Compact Disc (CD), Vinyl LP
On their first LP, 2015’s brilliant Metalmania, New Zealand’s Salad Boys built hooky, radiant songs from silvery strands of guitar, recalling the same effortless gift for melody as fellow countrymen The Bats as well as Reckoning-era R.E.M. Every song on the album felt wide-eyed and optimistic, frontman Joe Sampson’s voice front and center in the mix, the guitars ringing brightly behind him. The mood is decidedly grimmer on This is Glue which, like its predecessor, was recorded and mixed in Sampson’s home studio. Those claustrophobic environs suit Glue’s paranoid mood. Opener “Blown Up” rides a tense, krautrock rhythm, and Sampson’s voice is hushed and distant. When the guitars finally enter, one minute into the song, they arrive in great, furious slashes, a far cry from Metalmania’s church-bell pealing.

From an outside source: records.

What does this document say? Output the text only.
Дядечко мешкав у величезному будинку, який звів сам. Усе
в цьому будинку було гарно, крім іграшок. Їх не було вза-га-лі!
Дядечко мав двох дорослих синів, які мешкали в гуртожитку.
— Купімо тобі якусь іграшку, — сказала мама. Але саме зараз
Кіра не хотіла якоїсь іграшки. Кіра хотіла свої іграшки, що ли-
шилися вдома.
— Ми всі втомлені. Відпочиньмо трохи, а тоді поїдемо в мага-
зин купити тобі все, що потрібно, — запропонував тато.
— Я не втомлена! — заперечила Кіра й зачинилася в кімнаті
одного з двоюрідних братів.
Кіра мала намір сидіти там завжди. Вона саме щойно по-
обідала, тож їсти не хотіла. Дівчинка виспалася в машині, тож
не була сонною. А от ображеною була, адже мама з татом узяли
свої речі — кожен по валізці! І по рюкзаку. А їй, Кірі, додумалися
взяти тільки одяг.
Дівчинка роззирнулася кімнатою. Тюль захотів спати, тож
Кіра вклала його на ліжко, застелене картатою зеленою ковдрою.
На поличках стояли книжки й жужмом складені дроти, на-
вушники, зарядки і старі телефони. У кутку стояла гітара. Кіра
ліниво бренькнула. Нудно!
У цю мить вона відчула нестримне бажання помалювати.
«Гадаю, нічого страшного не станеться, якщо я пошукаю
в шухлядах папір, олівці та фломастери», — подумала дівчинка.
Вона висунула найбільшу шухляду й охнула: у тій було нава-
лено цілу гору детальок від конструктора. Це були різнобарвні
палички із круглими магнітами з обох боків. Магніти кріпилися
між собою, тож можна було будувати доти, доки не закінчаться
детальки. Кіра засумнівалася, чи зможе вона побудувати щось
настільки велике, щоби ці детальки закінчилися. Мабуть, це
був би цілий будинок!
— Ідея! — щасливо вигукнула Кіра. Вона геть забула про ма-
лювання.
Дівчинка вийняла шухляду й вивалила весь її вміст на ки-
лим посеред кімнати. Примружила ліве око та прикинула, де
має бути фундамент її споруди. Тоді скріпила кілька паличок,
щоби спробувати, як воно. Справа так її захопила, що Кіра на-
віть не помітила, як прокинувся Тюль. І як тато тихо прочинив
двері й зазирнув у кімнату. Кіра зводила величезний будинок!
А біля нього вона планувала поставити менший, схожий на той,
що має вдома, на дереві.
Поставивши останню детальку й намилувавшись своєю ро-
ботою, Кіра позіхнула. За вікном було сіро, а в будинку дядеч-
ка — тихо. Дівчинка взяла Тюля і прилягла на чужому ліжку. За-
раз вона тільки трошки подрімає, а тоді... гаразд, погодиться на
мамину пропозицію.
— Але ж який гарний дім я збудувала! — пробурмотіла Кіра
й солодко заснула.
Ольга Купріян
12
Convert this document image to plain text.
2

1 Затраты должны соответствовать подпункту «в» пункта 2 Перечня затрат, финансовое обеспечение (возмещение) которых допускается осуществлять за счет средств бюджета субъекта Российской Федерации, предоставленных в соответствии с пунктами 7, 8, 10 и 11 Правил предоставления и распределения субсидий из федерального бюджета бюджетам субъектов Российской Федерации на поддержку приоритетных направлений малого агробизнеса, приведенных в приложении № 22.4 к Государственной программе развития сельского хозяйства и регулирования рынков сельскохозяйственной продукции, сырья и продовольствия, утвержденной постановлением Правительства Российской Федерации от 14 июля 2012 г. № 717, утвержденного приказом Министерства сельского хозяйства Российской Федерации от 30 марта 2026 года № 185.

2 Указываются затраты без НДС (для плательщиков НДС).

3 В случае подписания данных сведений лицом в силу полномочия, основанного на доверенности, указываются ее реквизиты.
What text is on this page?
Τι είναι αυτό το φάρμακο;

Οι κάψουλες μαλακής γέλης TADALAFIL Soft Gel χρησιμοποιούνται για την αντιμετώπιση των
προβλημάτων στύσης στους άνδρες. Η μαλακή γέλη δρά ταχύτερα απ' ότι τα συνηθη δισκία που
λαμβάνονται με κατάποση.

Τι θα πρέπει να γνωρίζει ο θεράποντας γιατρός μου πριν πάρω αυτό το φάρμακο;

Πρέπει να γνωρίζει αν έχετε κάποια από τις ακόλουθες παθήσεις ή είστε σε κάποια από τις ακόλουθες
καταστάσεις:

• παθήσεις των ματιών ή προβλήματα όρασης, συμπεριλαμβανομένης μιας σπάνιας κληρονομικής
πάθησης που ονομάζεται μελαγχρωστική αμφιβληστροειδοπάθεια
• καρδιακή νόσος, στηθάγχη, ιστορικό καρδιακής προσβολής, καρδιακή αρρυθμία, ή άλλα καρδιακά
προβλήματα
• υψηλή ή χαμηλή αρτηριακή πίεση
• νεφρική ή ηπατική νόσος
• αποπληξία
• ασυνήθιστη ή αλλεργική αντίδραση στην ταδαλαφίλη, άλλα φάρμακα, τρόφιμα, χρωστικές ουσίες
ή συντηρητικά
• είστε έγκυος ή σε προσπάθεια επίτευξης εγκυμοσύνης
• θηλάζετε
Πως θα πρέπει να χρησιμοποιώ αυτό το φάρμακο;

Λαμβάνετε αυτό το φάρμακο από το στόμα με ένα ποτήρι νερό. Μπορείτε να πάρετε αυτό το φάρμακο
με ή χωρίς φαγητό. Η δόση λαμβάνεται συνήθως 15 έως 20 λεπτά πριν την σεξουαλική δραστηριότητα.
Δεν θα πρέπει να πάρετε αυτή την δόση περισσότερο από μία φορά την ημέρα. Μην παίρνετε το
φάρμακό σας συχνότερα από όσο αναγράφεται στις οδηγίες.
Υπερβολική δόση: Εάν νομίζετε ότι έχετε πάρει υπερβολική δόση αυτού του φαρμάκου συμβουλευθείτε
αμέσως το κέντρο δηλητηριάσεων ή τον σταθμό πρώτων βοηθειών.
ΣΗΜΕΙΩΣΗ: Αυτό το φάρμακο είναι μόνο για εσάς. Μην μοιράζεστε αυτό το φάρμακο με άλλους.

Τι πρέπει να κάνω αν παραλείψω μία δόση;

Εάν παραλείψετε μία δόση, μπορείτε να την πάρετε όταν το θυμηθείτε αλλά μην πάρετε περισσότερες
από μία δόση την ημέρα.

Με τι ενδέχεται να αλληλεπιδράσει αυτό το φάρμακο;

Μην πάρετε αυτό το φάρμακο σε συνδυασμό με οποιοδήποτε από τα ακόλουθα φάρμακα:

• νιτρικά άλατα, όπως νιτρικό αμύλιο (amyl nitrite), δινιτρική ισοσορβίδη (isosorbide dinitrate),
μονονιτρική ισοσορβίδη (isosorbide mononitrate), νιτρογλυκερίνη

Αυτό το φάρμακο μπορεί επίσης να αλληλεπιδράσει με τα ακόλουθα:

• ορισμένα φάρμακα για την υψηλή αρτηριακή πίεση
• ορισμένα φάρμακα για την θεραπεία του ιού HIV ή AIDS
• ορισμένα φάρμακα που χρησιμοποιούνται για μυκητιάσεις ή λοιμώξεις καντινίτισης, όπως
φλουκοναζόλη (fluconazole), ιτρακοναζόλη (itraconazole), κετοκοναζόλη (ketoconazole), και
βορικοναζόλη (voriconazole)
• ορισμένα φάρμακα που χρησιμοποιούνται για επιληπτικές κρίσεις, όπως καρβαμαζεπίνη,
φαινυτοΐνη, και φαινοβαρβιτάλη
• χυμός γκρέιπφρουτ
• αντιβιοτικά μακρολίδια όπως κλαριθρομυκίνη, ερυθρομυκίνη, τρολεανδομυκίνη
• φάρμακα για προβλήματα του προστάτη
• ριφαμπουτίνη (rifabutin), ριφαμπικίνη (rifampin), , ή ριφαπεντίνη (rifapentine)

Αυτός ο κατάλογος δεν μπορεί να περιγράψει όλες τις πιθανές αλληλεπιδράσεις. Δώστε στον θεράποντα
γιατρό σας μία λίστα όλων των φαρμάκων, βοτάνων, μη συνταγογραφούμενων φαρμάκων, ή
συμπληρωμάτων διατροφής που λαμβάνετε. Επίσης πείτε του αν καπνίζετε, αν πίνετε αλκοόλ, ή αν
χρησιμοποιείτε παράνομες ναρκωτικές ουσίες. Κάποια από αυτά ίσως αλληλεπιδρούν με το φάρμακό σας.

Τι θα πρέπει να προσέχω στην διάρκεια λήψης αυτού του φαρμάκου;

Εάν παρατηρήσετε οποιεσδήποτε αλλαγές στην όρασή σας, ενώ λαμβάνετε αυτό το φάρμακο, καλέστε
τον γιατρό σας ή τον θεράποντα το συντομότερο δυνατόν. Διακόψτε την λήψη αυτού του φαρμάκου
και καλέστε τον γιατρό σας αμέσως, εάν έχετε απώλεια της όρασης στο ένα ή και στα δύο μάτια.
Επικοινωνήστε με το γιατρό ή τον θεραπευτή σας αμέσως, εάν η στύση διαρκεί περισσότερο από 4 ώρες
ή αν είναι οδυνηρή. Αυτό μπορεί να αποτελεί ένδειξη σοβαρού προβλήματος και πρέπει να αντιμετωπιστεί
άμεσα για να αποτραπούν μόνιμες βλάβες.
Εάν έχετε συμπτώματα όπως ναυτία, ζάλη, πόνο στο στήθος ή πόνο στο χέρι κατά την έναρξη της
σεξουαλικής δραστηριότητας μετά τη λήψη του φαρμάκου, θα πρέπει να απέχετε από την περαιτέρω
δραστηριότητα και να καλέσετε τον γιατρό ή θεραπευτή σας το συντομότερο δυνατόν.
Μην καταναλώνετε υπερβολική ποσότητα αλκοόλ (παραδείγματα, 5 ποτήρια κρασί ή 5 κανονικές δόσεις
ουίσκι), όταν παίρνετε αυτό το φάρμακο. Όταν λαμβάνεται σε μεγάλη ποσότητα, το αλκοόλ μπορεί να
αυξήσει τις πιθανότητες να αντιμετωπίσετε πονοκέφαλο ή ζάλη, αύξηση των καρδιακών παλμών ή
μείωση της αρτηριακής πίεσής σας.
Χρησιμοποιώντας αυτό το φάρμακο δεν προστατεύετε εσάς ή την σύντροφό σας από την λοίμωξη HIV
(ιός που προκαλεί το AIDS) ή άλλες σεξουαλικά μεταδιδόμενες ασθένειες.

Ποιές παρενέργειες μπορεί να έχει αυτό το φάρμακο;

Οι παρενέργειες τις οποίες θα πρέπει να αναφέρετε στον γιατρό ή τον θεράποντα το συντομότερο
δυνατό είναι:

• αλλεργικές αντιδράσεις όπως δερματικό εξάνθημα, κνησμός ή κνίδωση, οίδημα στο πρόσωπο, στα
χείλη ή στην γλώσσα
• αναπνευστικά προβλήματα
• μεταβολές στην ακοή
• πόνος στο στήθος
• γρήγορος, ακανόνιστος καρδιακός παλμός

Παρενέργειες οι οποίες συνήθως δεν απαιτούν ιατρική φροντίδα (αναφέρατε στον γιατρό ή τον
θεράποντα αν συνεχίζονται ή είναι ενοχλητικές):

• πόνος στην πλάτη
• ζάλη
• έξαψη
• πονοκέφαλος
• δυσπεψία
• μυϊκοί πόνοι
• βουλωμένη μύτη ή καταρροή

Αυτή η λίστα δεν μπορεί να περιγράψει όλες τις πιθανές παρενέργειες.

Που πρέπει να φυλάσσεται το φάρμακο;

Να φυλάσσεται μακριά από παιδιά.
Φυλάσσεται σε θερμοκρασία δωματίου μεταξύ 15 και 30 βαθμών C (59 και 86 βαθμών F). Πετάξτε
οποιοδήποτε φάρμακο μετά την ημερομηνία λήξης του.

The result is a record that is marvelously tense and coiled; “Psych Slasher” is aptly named, a big, roaring garage rock song that wouldn’t be out of place in the Goner catalogue. “Choking Sick” heaves and stutters, Sampson repeating the same two-note vocal melody over and over as the drums kick and clatter behind him. “Under the Bed” is draped in funereal synths; “Scenic Route to Nowhere” is a three-minute festival of scuzz and rattle. “Hatred,” with its open arpeggios, is the closest in tone to Metalmania, but Sampson sighs out his vocals, undercutting the spiraling guitars with a twinge of melancholy. The album’s title is appropriate—every song feels caked in gluey layers of distortion, but instead of capsizing the record, the bleariness instead makes the record feel drifting and dreamlike. If Metalmania was a crisp, hi-res photo of a mountain range on a sunny day, Glue is that same photo during a rainstorm, with the focus off. The mood may be different, but the beauty beneath remains unchanged.